Alvarez looked at Conklin. She didn’t have to tell him what she was thinking. Evan Burke’s weapon of choice was a straight-edge razor. Blackout was Evan Burke’s number one fan.

Conklin asked, “Where’s the mirror?”

Hallows said, “Stay out there and one at a time, peek around the door frame and take a look at the wall.”

Conklin peered first. From fifteen feet away, he couldn’t believe what he was reading on the pale green wall.

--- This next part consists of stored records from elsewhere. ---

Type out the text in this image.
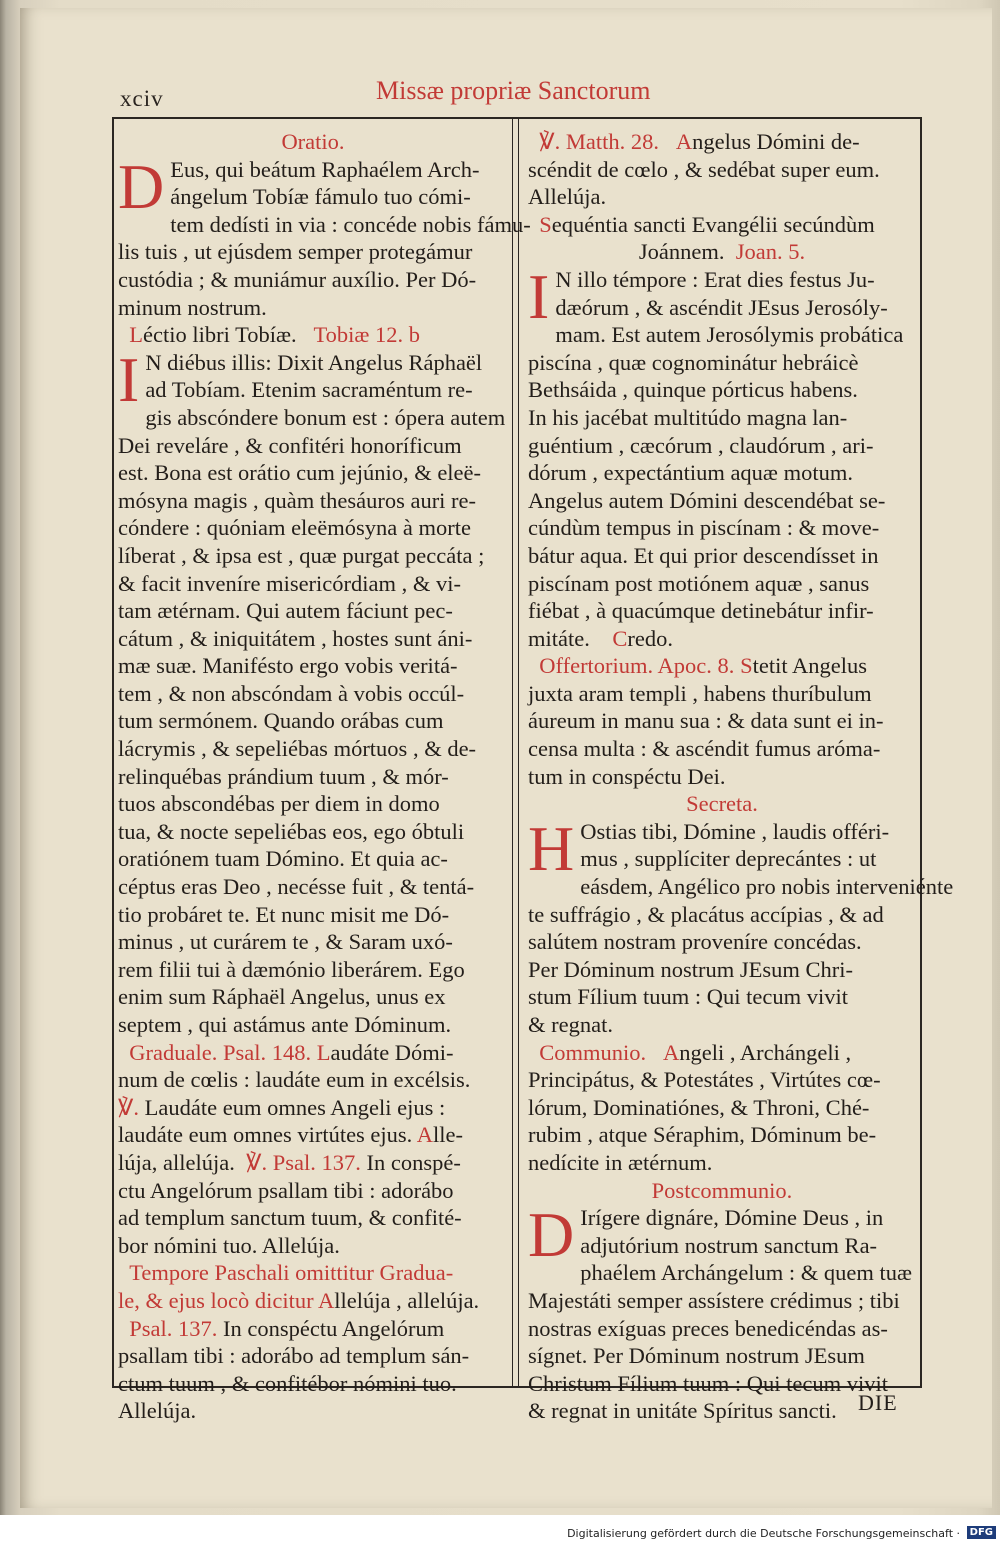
xciv	Missæ propriæ Sanctorum
Oratio.
D Eus, qui beátum Raphaélem Arch-
ángelum Tobíæ fámulo tuo cómi-
tem dedísti in via : concéde nobis fámu-
lis tuis , ut ejúsdem semper protegámur
custódia ; & muniámur auxílio. Per Dó-
minum nostrum.
Léctio libri Tobíæ. Tobiæ 12. b
I N diébus illis: Dixit Angelus Ráphaël
ad Tobíam. Etenim sacraméntum re-
gis abscóndere bonum est : ópera autem
Dei reveláre , & confitéri honoríficum
est. Bona est orátio cum jejúnio, & eleë-
mósyna magis , quàm thesáuros auri re-
cóndere : quóniam eleëmósyna à morte
líberat , & ipsa est , quæ purgat peccáta ;
& facit inveníre misericórdiam , & vi-
tam ætérnam. Qui autem fáciunt pec-
cátum , & iniquitátem , hostes sunt áni-
mæ suæ. Manifésto ergo vobis veritá-
tem , & non abscóndam à vobis occúl-
tum sermónem. Quando orábas cum
lácrymis , & sepeliébas mórtuos , & de-
relinquébas prándium tuum , & mór-
tuos abscondébas per diem in domo
tua, & nocte sepeliébas eos, ego óbtuli
oratiónem tuam Dómino. Et quia ac-
céptus eras Deo , necésse fuit , & tentá-
tio probáret te. Et nunc misit me Dó-
minus , ut curárem te , & Saram uxó-
rem filii tui à dæmónio liberárem. Ego
enim sum Ráphaël Angelus, unus ex
septem , qui astámus ante Dóminum.
Graduale. Psal. 148. Laudáte Dómi-
num de cœlis : laudáte eum in excélsis.
℣. Laudáte eum omnes Angeli ejus :
laudáte eum omnes virtútes ejus. Alle-
lúja, allelúja. ℣. Psal. 137. In conspé-
ctu Angelórum psallam tibi : adorábo
ad templum sanctum tuum, & confité-
bor nómini tuo. Allelúja.
Tempore Paschali omittitur Gradua-
le, & ejus locò dicitur Allelúja , allelúja.
Psal. 137. In conspéctu Angelórum
psallam tibi : adorábo ad templum sán-
ctum tuum , & confitébor nómini tuo.
Allelúja.
℣. Matth. 28. Angelus Dómini de-
scéndit de cœlo , & sedébat super eum.
Allelúja.
Sequéntia sancti Evangélii secúndùm
Joánnem. Joan. 5.
I N illo témpore : Erat dies festus Ju-
dæórum , & ascéndit JEsus Jerosóly-
mam. Est autem Jerosólymis probática
piscína , quæ cognominátur hebráicè
Bethsáida , quinque pórticus habens.
In his jacébat multitúdo magna lan-
guéntium , cæcórum , claudórum , ari-
dórum , expectántium aquæ motum.
Angelus autem Dómini descendébat se-
cúndùm tempus in piscínam : & move-
bátur aqua. Et qui prior descendísset in
piscínam post motiónem aquæ , sanus
fiébat , à quacúmque detinebátur infir-
mitáte. Credo.
Offertorium. Apoc. 8. Stetit Angelus
juxta aram templi , habens thuríbulum
áureum in manu sua : & data sunt ei in-
censa multa : & ascéndit fumus aróma-
tum in conspéctu Dei.
Secreta.
H Ostias tibi, Dómine , laudis offéri-
mus , supplíciter deprecántes : ut
eásdem, Angélico pro nobis interveniénte
te suffrágio , & placátus accípias , & ad
salútem nostram proveníre concédas.
Per Dóminum nostrum JEsum Chri-
stum Fílium tuum : Qui tecum vivit
& regnat.
Communio. Angeli , Archángeli ,
Principátus, & Potestátes , Virtútes cœ-
lórum, Dominatiónes, & Throni, Ché-
rubim , atque Séraphim, Dóminum be-
nedícite in ætérnum.
Postcommunio.
D Irígere dignáre, Dómine Deus , in
adjutórium nostrum sanctum Ra-
phaélem Archángelum : & quem tuæ
Majestáti semper assístere crédimus ; tibi
nostras exíguas preces benedicéndas as-
sígnet. Per Dóminum nostrum JEsum
Christum Fílium tuum : Qui tecum vivit
& regnat in unitáte Spíritus sancti. DIE
Digitalisierung gefördert durch die Deutsche Forschungsgemeinschaft · DFG
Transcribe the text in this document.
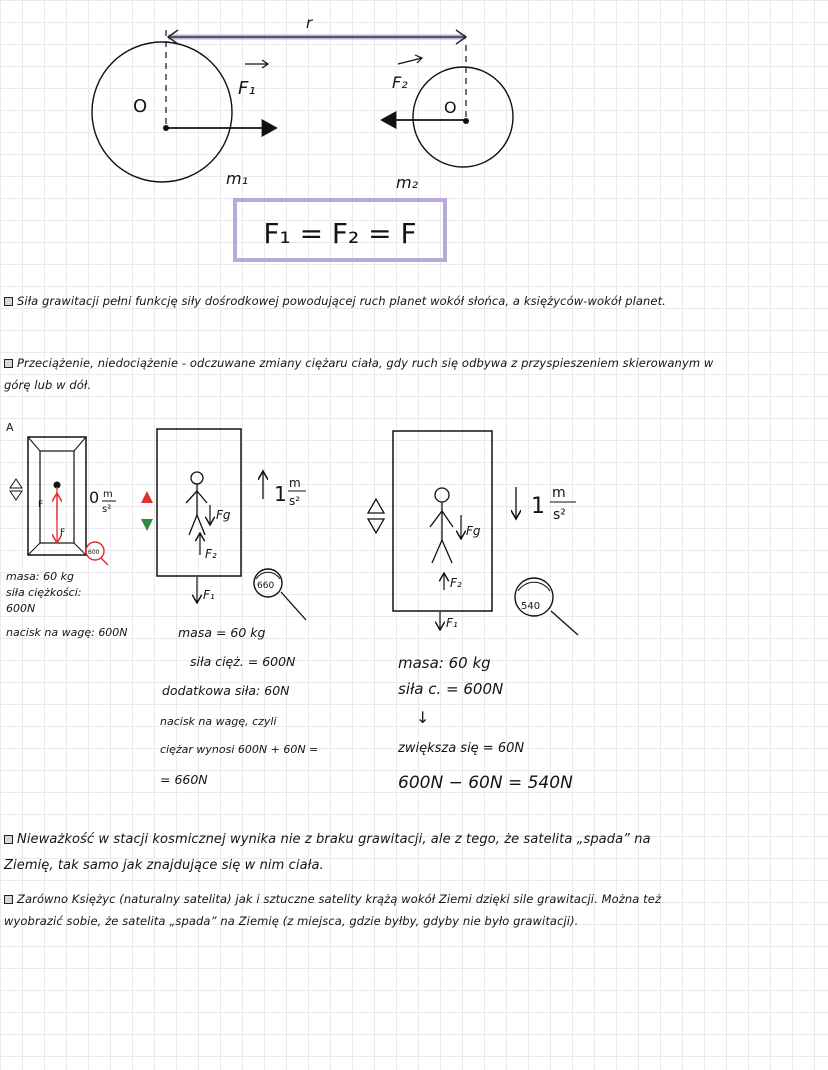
r
O
F₁
m₁
O
F₂
m₂
F₁ = F₂ = F

Siła grawitacji pełni funkcję siły dośrodkowej powodującej ruch planet wokół słońca, a księżyców-wokół planet.

Przeciążenie, niedociążenie - odczuwane zmiany ciężaru ciała, gdy ruch się odbywa z przyspieszeniem skierowanym w
górę lub w dół.

A
F
F
0 m
s²
600
Fg
F₂
F₁
1 m
s²
660
Fg
F₂
F₁
1
m
s²
540
masa: 60 kg
siła ciężkości:
600N
nacisk na wagę: 600N	masa = 60 kg
siła cięż. = 600N
dodatkowa siła: 60N
nacisk na wagę, czyli
ciężar wynosi 600N + 60N =
= 660N
masa: 60 kg
siła c. = 600N
↓
zwiększa się = 60N
600N − 60N = 540N

Nieważkość w stacji kosmicznej wynika nie z braku grawitacji, ale z tego, że satelita „spada” na
Ziemię, tak samo jak znajdujące się w nim ciała.

Zarówno Księżyc (naturalny satelita) jak i sztuczne satelity krążą wokół Ziemi dzięki sile grawitacji. Można też
wyobrazić sobie, że satelita „spada” na Ziemię (z miejsca, gdzie byłby, gdyby nie było grawitacji).
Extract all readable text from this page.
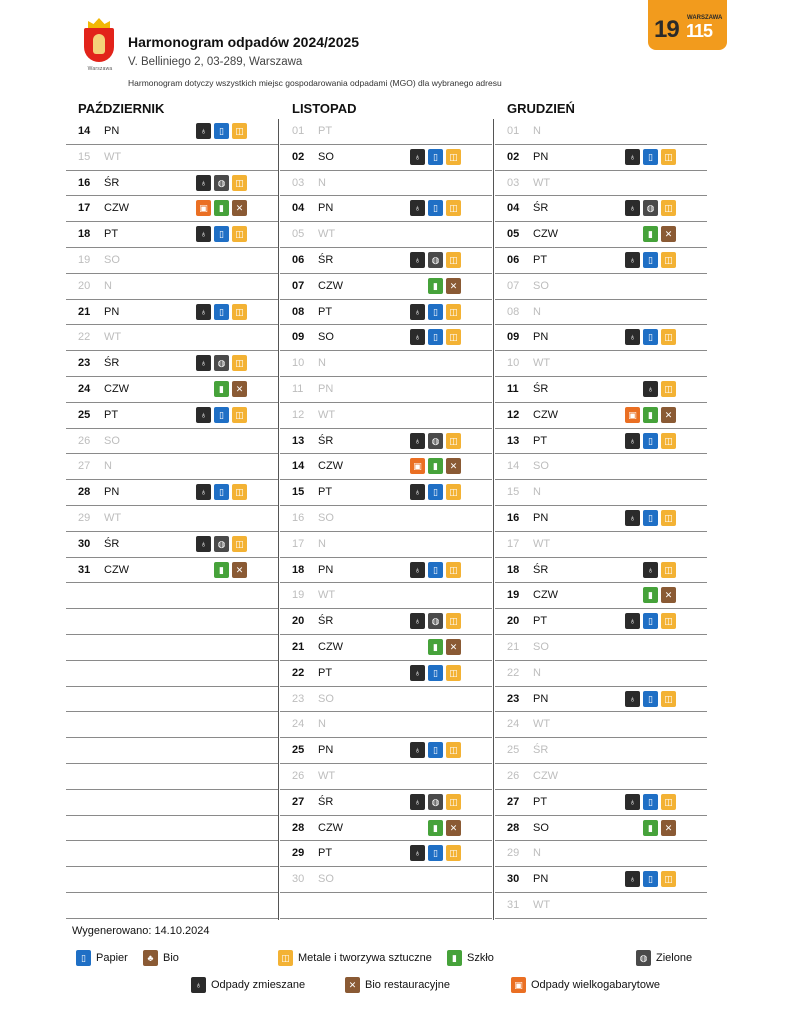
Warszawa
Harmonogram odpadów 2024/2025
V. Belliniego 2, 03-289, Warszawa
Harmonogram dotyczy wszystkich miejsc gospodarowania odpadami (MGO) dla wybranego adresu
19 WARSZAWA
115
PAŹDZIERNIK	LISTOPAD	GRUDZIEŃ
14 PN	♁	▯	◫
15 WT
16 ŚR	♁	◍	◫
17 CZW	▣	▮	✕
18 PT	♁	▯	◫
19 SO
20 N
21 PN	♁	▯	◫
22 WT
23 ŚR	♁	◍	◫
24 CZW	▮	✕
25 PT	♁	▯	◫
26 SO
27 N
28 PN	♁	▯	◫
29 WT
30 ŚR	♁	◍	◫
31 CZW	▮	✕
01 PT
02 SO	♁	▯	◫
03 N
04 PN	♁	▯	◫
05 WT
06 ŚR	♁	◍	◫
07 CZW	▮	✕
08 PT	♁	▯	◫
09 SO	♁	▯	◫
10 N
11 PN
12 WT
13 ŚR	♁	◍	◫
14 CZW	▣	▮	✕
15 PT	♁	▯	◫
16 SO
17 N
18 PN	♁	▯	◫
19 WT
20 ŚR	♁	◍	◫
21 CZW	▮	✕
22 PT	♁	▯	◫
23 SO
24 N
25 PN	♁	▯	◫
26 WT
27 ŚR	♁	◍	◫
28 CZW	▮	✕
29 PT	♁	▯	◫
30 SO
01 N
02 PN	♁	▯	◫
03 WT
04 ŚR	♁	◍	◫
05 CZW	▮	✕
06 PT	♁	▯	◫
07 SO
08 N
09 PN	♁	▯	◫
10 WT
11 ŚR	♁	◫
12 CZW	▣	▮	✕
13 PT	♁	▯	◫
14 SO
15 N
16 PN	♁	▯	◫
17 WT
18 ŚR	♁	◫
19 CZW	▮	✕
20 PT	♁	▯	◫
21 SO
22 N
23 PN	♁	▯	◫
24 WT
25 ŚR
26 CZW
27 PT	♁	▯	◫
28 SO	▮	✕
29 N
30 PN	♁	▯	◫
31 WT
Wygenerowano: 14.10.2024
▯ Papier	♣ Bio	◫ Metale i tworzywa sztuczne	▮ Szkło	◍ Zielone
♁ Odpady zmieszane	✕ Bio restauracyjne	▣ Odpady wielkogabarytowe
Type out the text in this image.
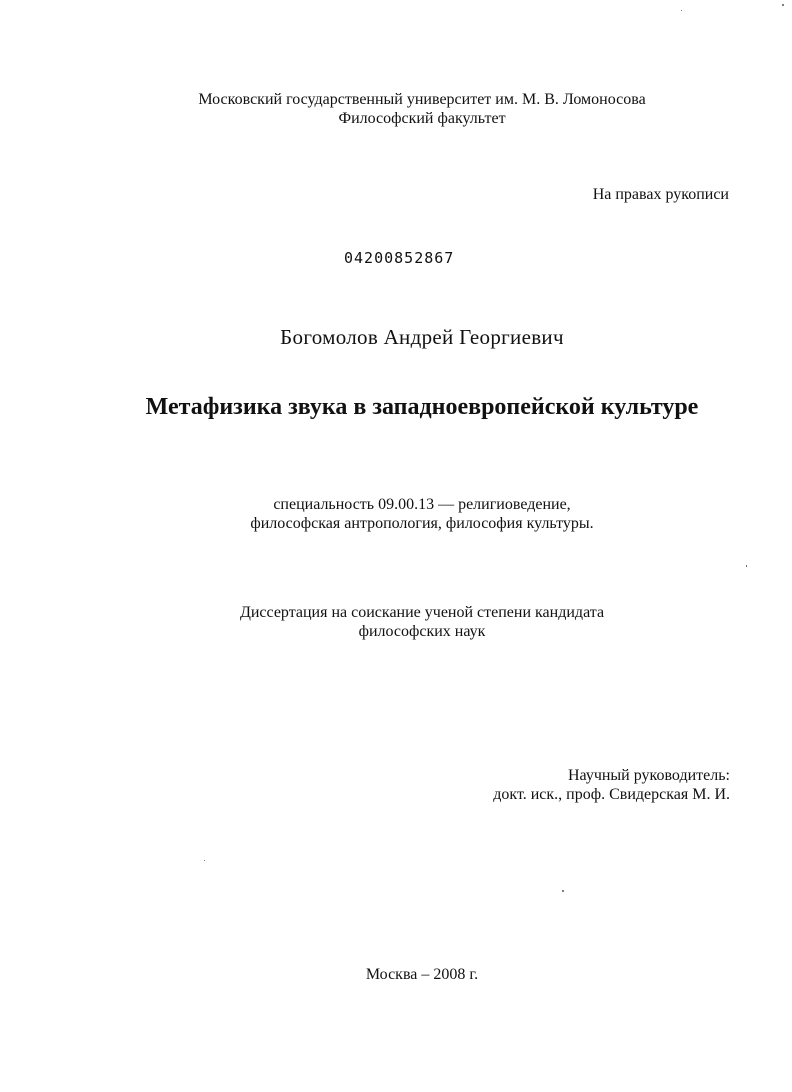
Московский государственный университет им. М. В. Ломоносова
Философский факультет
На правах рукописи
04200852867
Богомолов Андрей Георгиевич
Метафизика звука в западноевропейской культуре
специальность 09.00.13 — религиоведение,
философская антропология, философия культуры.
Диссертация на соискание ученой степени кандидата
философских наук
Научный руководитель:
докт. иск., проф. Свидерская М. И.
Москва – 2008 г.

Alvarez spent long minutes taking in the bedroom, finally saying, “Frickin’ psycho. It was dark when he did this. Looksto me like he walked behind the bed, leaned over, and made his cut.”

She said to Hallows, “Looks like he wrote that message with a bare finger. You think you can pull some prints off that?”

“Don’t bet on it. The moving finger smears as it writes. We’ll try. Anything else?”

“Send pictures,” Rich said.

Hallows nodded. Conklin and Alvarez carefully left the scene.

Nardone was waiting for them on the sidewalk with a man in his forties, wiry, wearing sweats. “This is Mr. Tom Watkins.”

Conklin introduced himself and Alvarez and asked Watkins if he would come with them to the Southern Station.

“We have some photos we’d like you to look at.”

“Absolutely,” said Watkins. “Can we do it now?”

Conklin noted that there were tears in his eyes.

Just then, Brady’s voice crackled over Conklin’s radio.